GR no. 163356-57; July 1, 2015; Perez, J

SUMMARY:
Petitioners in the first case, Bernas Group, were among the Members of the Board of Directors and Officers of
Makati Sports Club whose terms were to expire either in 1998 or 1999. Petitioners in the second case are the
Cinco Group, elected Members and Officers during the Special Stockholders Meeting. Alarmed by anomalies in
handling corporate funds, the MSC Oversight Committee (MSCOC), demanded from the Bernas Group, who
were then incumbent officers, to resign for the election of new officers. MSCOC called a Special Stockholders'
Meeting and sent notices to all stockholders and members. For failure of the Bernas Group to secure an
injunction from the SEC, the meeting proceeded where the Bernas group were removed and the Cinco group
were elected.

The Bernas Group sought the nullification of the Special Stockholders Meeting before the Securities
Investigation and Clearing Department (SICD) on the ground that it was improperly called. Citing Sec. 28 of
the Corporation Code, the Bernas Group argued that authority to call a meeting lies with the Secretary and
not with the MSCOC which functions merely as an oversight body and. For their part, the Cinco Group insisted
that MSC by-laws merely authorized the Secretary to issue notices of meetings and nowhere does it state that
such authority solely belongs to him, and that it would be useless to course the request to call a meeting
through the Secretary because he repeatedly refused to call a special stockholders' meeting despite demands.

After finding Bernas guilty of irregularities, the new Board resolved to expel him by selling his shares. Prior to
the resolution of the SEC Case an Annual Stockholders' Meeting was held pursuant to MSC bylaws. During the
meeting the majority resolved to ratify the Special Stockholders' Meeting, and acts adopted then, including
the removal of Bernas Group. The SEC En Banc supervised the holding of the 1999 Annual Stockholders'
Meeting. During the meeting, the stockholders ratified the holding of the Special Stockholders' Meeting. The
Special Stockholders' Meeting was likewise ratified during the 2000 Annual Stockholders' Meeting.

The SICD held that the Special Stockholders' Meeting and the 1998 and 1999 Annual Stockholders' Meetings
are invalid. On appeal, the SEC En Banc reversed the SICD and validated the Special Stockholders' Meeting. CA
held that the Special Stockholders' Meeting was invalid for being improperly called but affirmed the actions
taken during the Meetings of 1998, 1999 and 2000. The CA denied motions for reconsideration, so both
parties filed their respective Petitions for Review on Certiorari with the SC, which held the Special
Stockholders' Meeting null and void, and the resolution expelling the Bernas Group and authorizing the sale
of Bernas' shares as null and void. The subsequent Annual Stockholders' Meeting held on 1998, 1999 and
2000 were held as valid and binding except the ratification of the removal of the Bernas Group and the sale of
Bernas' shares.

DOCTRINE:

Nowhere in the Corporation Code or in MSC by-laws can it be found that the MSCOC is authorized to step in in
case of breach of fiduciary duty and call a special meeting for the purpose of removing the officers and
electing replacements even upon request of shareholders.

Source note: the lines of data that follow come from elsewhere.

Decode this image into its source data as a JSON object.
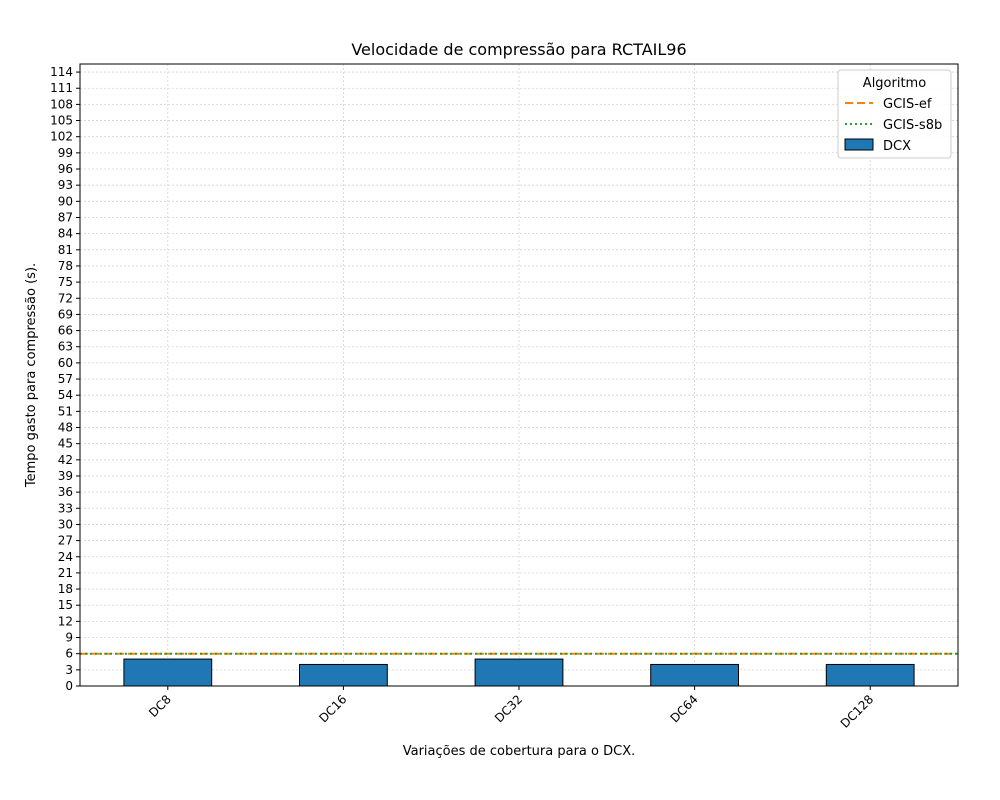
{
  "chart_data": {
    "type": "bar",
    "title": "Velocidade de compressão para  RCTAIL96",
    "xlabel": "Variações de cobertura para o DCX.",
    "ylabel": "Tempo gasto para compressão (s).",
    "categories": [
      "DC8",
      "DC16",
      "DC32",
      "DC64",
      "DC128"
    ],
    "series": [
      {
        "name": "DCX",
        "values": [
          5,
          4,
          5,
          4,
          4
        ],
        "color": "#1f77b4"
      }
    ],
    "reference_lines": [
      {
        "name": "GCIS-ef",
        "value": 6,
        "color": "#ff7f0e",
        "style": "dashed"
      },
      {
        "name": "GCIS-s8b",
        "value": 6,
        "color": "#2ca02c",
        "style": "dotted"
      }
    ],
    "ylim": [
      0,
      115.5
    ],
    "yticks": [
      0,
      3,
      6,
      9,
      12,
      15,
      18,
      21,
      24,
      27,
      30,
      33,
      36,
      39,
      42,
      45,
      48,
      51,
      54,
      57,
      60,
      63,
      66,
      69,
      72,
      75,
      78,
      81,
      84,
      87,
      90,
      93,
      96,
      99,
      102,
      105,
      108,
      111,
      114
    ],
    "grid": true,
    "legend": {
      "title": "Algoritmo",
      "placement": "top-right"
    }
  }
}
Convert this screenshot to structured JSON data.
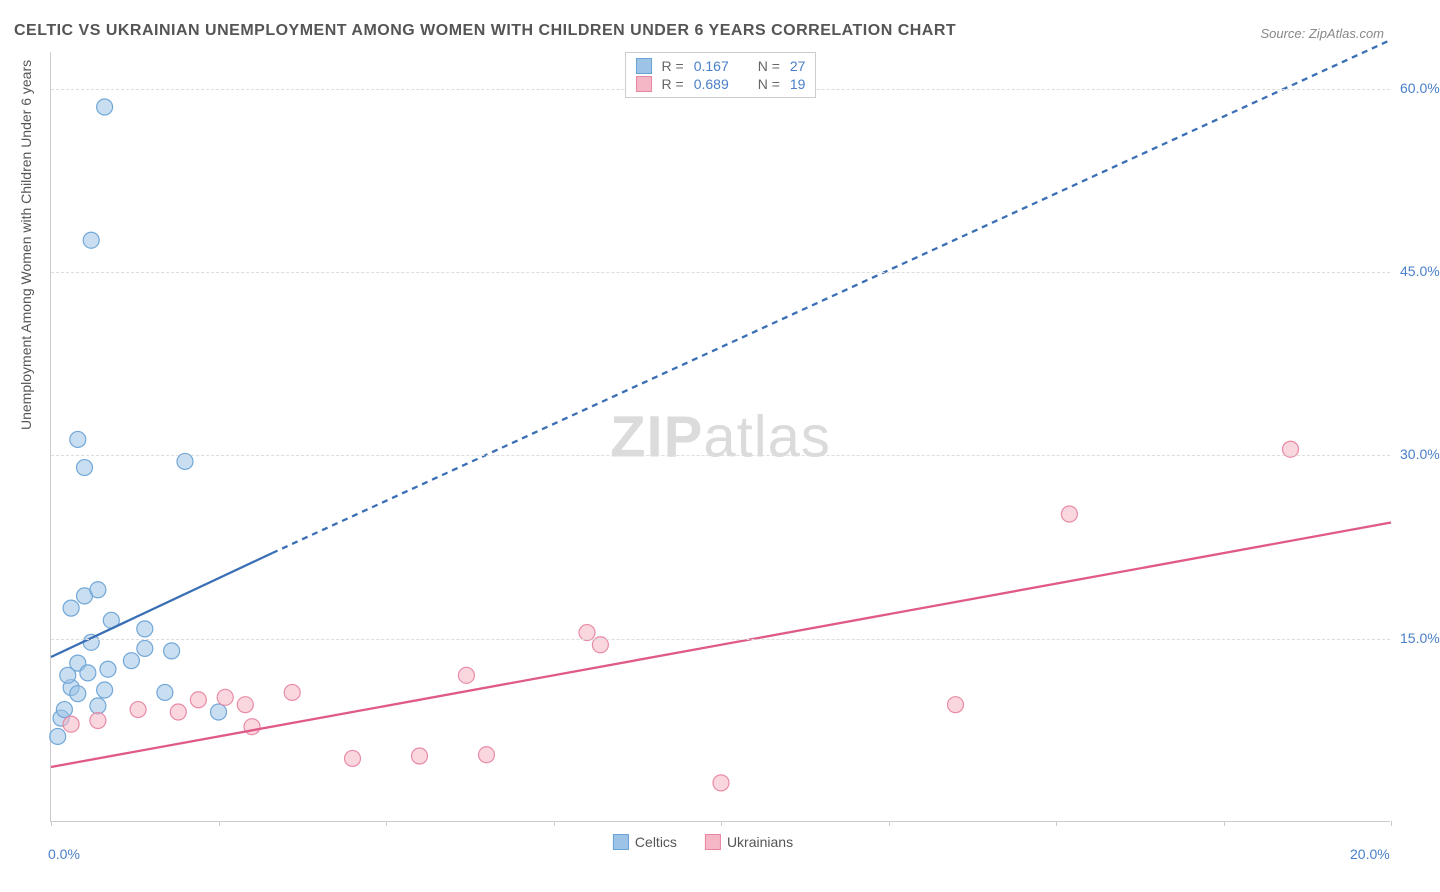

Ratification did not cure this. Illegal corporate acts
are contrary to law, morals or public policy or public duty, and are void. They do not acquire validity by
performance, ratification or estoppel.

The by-laws are mandatory for every member to respect. They are the fundamental law of the corporation
with which the corporation and its officers and members must comply. That is why the subsequent annual
stockholders’ meetings are otherwise valid despite the invalidity of the Special Stockholders Meeting. The
1998 Meeting was valid because it was sanctioned by the MSC bylaws. Unlike in Special Stockholders Meeting
where MSC bylaws mandated that such shall be called by specific persons only, no such requirement was set
for annual stockholders meetings. The 1999 Meeting is likewise valid because in addition to the fact that it
was conducted in accordance to MSC bylaws, such meeting was supervised by the SEC in the exercise of its
regulatory and administrative powers to implement the Corporation Code.